What’s the definition of cliché? Something so overdone that it’s lost it’s meaning. But I could see the Eiffel Tower a million ways, or visit the Pere-Lachaise cemetery again and again, or enjoy a warm croissant every morning without any less thrill than when I experienced these things the first time I went to Paris.
Anyway, perhaps I’ve been guilty of perpetuating my own clichés. Too often I’ve sold Rosé by saying – “Well, you do know, that’s what they drink in Paris!” It must tap into a dream for women about living the life of la Parisienne. Because it never fails to sell Rosé.
As soon as I put my bags down in my hotel room in Montparnasse I was keen to find out immediately – do Parisians drink as much Rosé as I had made people believe?
I ventured out onto the streets of Montparnasse to find something to eat and just stare at what everyone else around me to find out what Parisians really drank and ate.
It was late afternoon and the sun was just about to set. If I was going to be cliché about it, I could say, the sunset was blushing pink like a Rosé. But then that really would be a cliché because it wasn’t true. Plain yellow sunlight fading into the usual same-old black night.
But wait! Looking around on the cafés in the street, very intellectual looking people discussing over wine glasses, were pitchers of… Rosé.
I took a seat at a bistro on a busy street in Montparnasse, full of cafe tables along the pavement. I chose a foie gras salad – slices of foie gras, slices of duck, toasted croutons on a bed of lettuce and tomato sprinkled with parmesan and a vineagrette. Probably the most simple, yet satisfying meal I’ve ever had. (Hyperbolic, but true). Then like silent clockwork, along came a wicker basket of sliced French bread on my table.
I pretended to read the menu and ordered a pitcher of the Côte du Provence Rosé, about two and a half glasses.
Côte du Provence Rosé is not something I have had a chance to try a lot of in Australia. Mainly because, like Guinness, it does not seem to travel well. Just as there’s nothing like a freshly poured Guinness in Temple Bar in Dublin, or a Budvar in Czesky Budejovice – the Côte du Provence seems to taste better in Paris; and I’ll hazard to say, it probably tastes even better in Provence. Anyway, it just made sense in Paris.
Looking around me, I saw three men in heated discussion over a pitcher of Rosé. A woman sitting alone on a street table with a glass of Rosé being chatted up by a man at the next table. Three students drinking a Rosé (ok, one had a beer).

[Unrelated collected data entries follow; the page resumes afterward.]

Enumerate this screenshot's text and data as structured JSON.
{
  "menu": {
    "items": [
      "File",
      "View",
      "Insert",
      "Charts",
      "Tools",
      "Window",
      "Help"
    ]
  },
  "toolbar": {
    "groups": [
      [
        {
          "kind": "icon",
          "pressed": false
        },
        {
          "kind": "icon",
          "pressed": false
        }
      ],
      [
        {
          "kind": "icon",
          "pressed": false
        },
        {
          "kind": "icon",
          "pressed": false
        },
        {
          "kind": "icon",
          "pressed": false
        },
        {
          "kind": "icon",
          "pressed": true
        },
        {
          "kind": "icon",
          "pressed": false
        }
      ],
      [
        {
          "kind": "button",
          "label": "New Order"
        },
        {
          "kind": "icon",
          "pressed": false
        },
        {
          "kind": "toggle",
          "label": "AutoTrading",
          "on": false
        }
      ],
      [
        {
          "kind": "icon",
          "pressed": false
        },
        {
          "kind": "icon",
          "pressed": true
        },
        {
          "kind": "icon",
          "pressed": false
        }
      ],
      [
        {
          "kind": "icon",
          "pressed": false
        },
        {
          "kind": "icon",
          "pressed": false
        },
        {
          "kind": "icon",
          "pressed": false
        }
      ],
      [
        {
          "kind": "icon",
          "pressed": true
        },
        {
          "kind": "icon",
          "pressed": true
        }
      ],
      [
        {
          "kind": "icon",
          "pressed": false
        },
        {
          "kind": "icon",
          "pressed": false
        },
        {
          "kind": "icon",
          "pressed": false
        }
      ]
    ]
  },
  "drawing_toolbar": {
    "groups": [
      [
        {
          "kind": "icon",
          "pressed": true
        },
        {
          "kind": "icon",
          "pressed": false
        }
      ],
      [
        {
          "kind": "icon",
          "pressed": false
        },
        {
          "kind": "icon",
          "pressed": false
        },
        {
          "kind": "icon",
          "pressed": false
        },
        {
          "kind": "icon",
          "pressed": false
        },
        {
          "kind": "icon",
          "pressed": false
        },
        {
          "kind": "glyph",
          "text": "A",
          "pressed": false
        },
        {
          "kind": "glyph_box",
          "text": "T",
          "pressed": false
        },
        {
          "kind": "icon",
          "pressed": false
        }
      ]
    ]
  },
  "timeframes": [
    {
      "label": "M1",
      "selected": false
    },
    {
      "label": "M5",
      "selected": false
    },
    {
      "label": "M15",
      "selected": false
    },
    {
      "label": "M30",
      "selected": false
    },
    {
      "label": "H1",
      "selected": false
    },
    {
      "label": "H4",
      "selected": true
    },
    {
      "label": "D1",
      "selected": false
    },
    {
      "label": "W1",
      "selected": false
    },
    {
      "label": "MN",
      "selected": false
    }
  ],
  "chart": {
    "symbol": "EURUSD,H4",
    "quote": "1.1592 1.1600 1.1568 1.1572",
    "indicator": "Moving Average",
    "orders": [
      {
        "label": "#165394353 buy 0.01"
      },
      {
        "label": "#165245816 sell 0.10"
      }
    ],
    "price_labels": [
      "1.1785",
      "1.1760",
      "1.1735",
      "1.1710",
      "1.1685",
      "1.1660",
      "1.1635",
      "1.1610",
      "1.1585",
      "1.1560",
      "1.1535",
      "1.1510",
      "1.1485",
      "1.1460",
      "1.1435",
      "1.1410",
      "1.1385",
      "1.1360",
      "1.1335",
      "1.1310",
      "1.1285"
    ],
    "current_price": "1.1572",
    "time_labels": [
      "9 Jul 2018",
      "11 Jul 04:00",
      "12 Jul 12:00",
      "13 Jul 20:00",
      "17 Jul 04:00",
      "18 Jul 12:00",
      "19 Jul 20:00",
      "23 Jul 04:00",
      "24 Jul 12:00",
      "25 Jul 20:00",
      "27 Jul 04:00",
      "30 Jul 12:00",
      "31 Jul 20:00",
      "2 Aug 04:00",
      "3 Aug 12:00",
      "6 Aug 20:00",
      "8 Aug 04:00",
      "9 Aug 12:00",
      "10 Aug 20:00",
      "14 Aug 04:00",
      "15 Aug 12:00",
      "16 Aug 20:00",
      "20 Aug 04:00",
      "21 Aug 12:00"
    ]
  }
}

Côte du Provence featured on every wine menu. I found it to be even more refreshing with a meal than water, and with it’s natural acidity it’s a very good palate cleanser. Obviously, there’s no tannins because there is no oak used when making Rosé. It’s more fun than a white wine, and less to think about than a Red.
As they say, simple wines with sophisticated food and simple food with sophisticated wine.
The waiter was very kind as I sat for dinner by myself on the first night. Not always a pleasant experience as a woman. But, I have to say: the waiters are amazing in Paris. I know, I know, another cliché.
I’d even go so far as to say as the waiters in Paris are quite flirty. But that’s one cliché I don’t mind indulging in, over and over again.
Montparnasse at night. (From my balcony, because I’m too shy to take photos of people enjoying dinner – me, tourist?!)